Neither Mary-Kate, 34, nor Ashley, 34, have spoken out about getting any procedures done over the years. In 2014, fans questioned whether or not Mary-Kate had gone under the knife after photos of her seemingly altered appearance surfaced after an event. However, other fans came to the designer’s defense at the time and noted that the girls are fraternal, not identical, twins — which could explain some of the differences that could be mistaken for surgery.
According to Miami plastic surgeon Dr. Rian Maercks, who has not treated the twins, the differences in their appearances may be due to smoking, not surgery. “I would say that technically the majority of the changes we see could be due to accelerated aging associated with nicotine products, tobacco, or other environmental factors, as [Mary-Kate] is a known smoker,” he previously told Life & Style.

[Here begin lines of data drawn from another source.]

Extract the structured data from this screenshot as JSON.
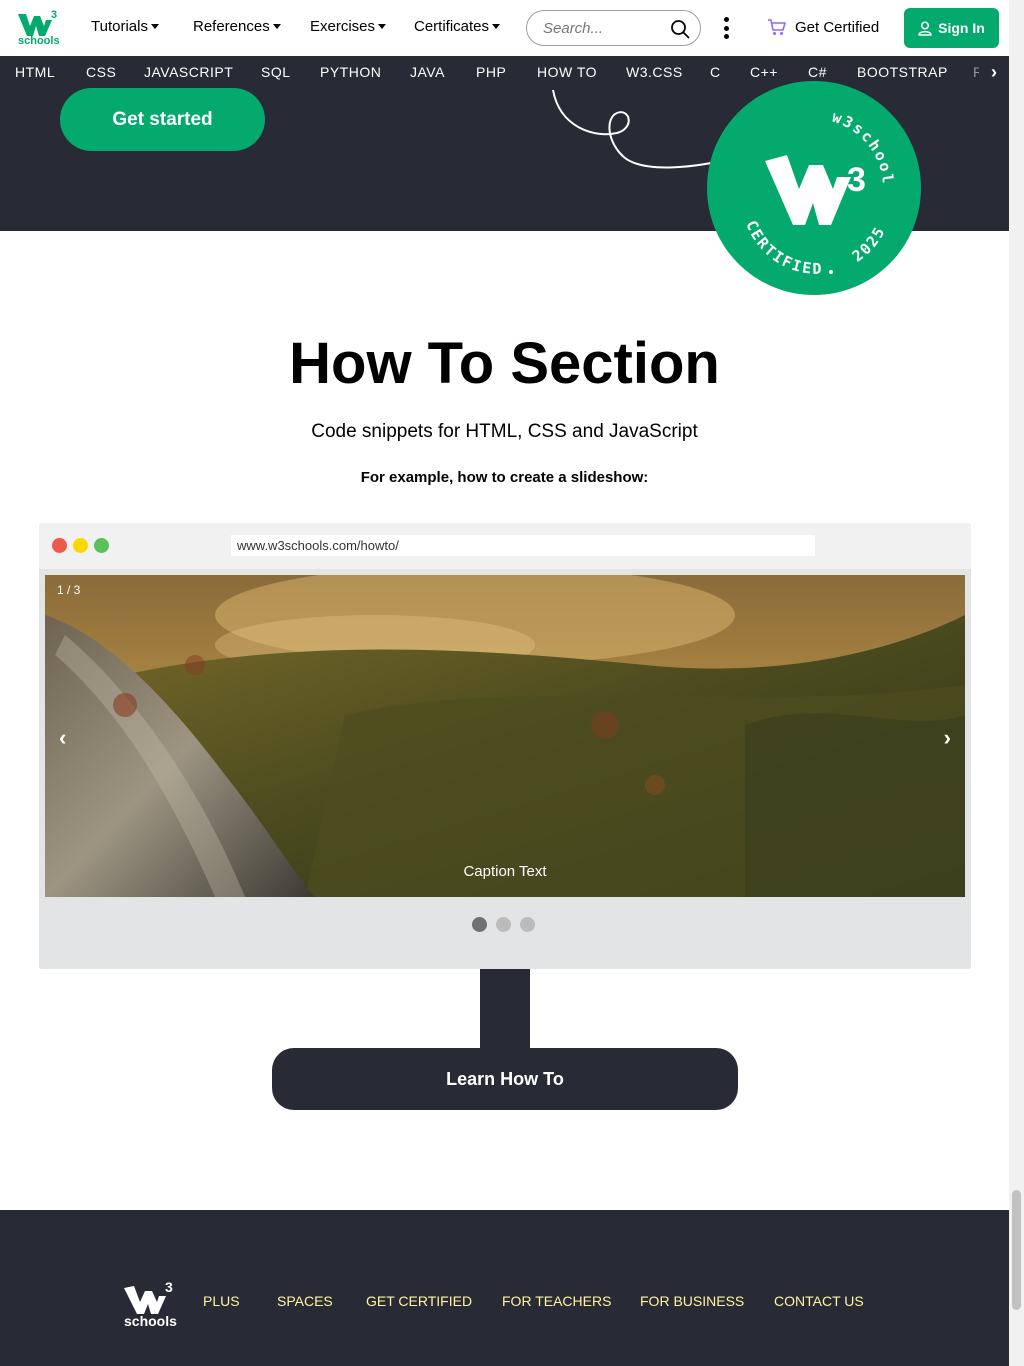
{
  "logo": {
    "text": "schools",
    "superscript": "3",
    "color": "#04AA6D"
  },
  "nav": {
    "menus": [
      "Tutorials",
      "References",
      "Exercises",
      "Certificates"
    ],
    "search_placeholder": "Search...",
    "get_certified": "Get Certified",
    "sign_in": "Sign In"
  },
  "subnav": {
    "items": [
      "HTML",
      "CSS",
      "JAVASCRIPT",
      "SQL",
      "PYTHON",
      "JAVA",
      "PHP",
      "HOW TO",
      "W3.CSS",
      "C",
      "C++",
      "C#",
      "BOOTSTRAP",
      "R"
    ],
    "next_icon": "chevron-right-icon"
  },
  "hero": {
    "get_started": "Get started",
    "badge": {
      "top_text": "w3schools",
      "bottom_text": "CERTIFIED",
      "year": "2025",
      "number": "3"
    }
  },
  "main": {
    "title": "How To Section",
    "subtitle": "Code snippets for HTML, CSS and JavaScript",
    "example_text": "For example, how to create a slideshow:",
    "browser": {
      "url": "www.w3schools.com/howto/",
      "slide_counter": "1 / 3",
      "prev": "‹",
      "next": "›",
      "caption": "Caption Text",
      "dots_total": 3,
      "active_dot": 1
    },
    "learn_button": "Learn How To"
  },
  "footer": {
    "logo_text": "schools",
    "links": [
      "PLUS",
      "SPACES",
      "GET CERTIFIED",
      "FOR TEACHERS",
      "FOR BUSINESS",
      "CONTACT US"
    ]
  },
  "colors": {
    "brand_green": "#04AA6D",
    "dark": "#282A35",
    "footer_link": "#FFF4A3",
    "dot_red": "#ED594A",
    "dot_yellow": "#FDD800",
    "dot_green": "#5AC05A"
  }
}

Surgery or not, the former actresses have changed a lot since their days as child stars. The California natives are now fashion moguls and owners of high-end brands The Row and Elizabeth and James — and they have each reflected on their pasts since leaving Hollywood behind.
“I look at old photos of me, and I don’t feel connected to them at all,” Mary-Kate told Marie Claire in 2010. “I would never wish my upbringing on anyone … [We were] little monkey performers.” Ashley’s outlook on their past was a bit more positive. “I am so proud of what we did,” she said the following year. “We made kids smile every day. But we had done the most we could do.”
Following a massive career in children’s films and TV shows, the twins retired from acting at age 18. They went on to attend New York University together and ended up becoming leaders in the fashion world.
“They came to New York and wanted to go to college,” their former publicist, Michael Pagnotta, previously told People. “They’d been kind of hamster-wheeling their lives, and through the first year of college, when they got to NYU, they actually met people who had a different take on the world. They maybe got a different sense of what their future might be. And maybe it wouldn’t necessarily be in acting.”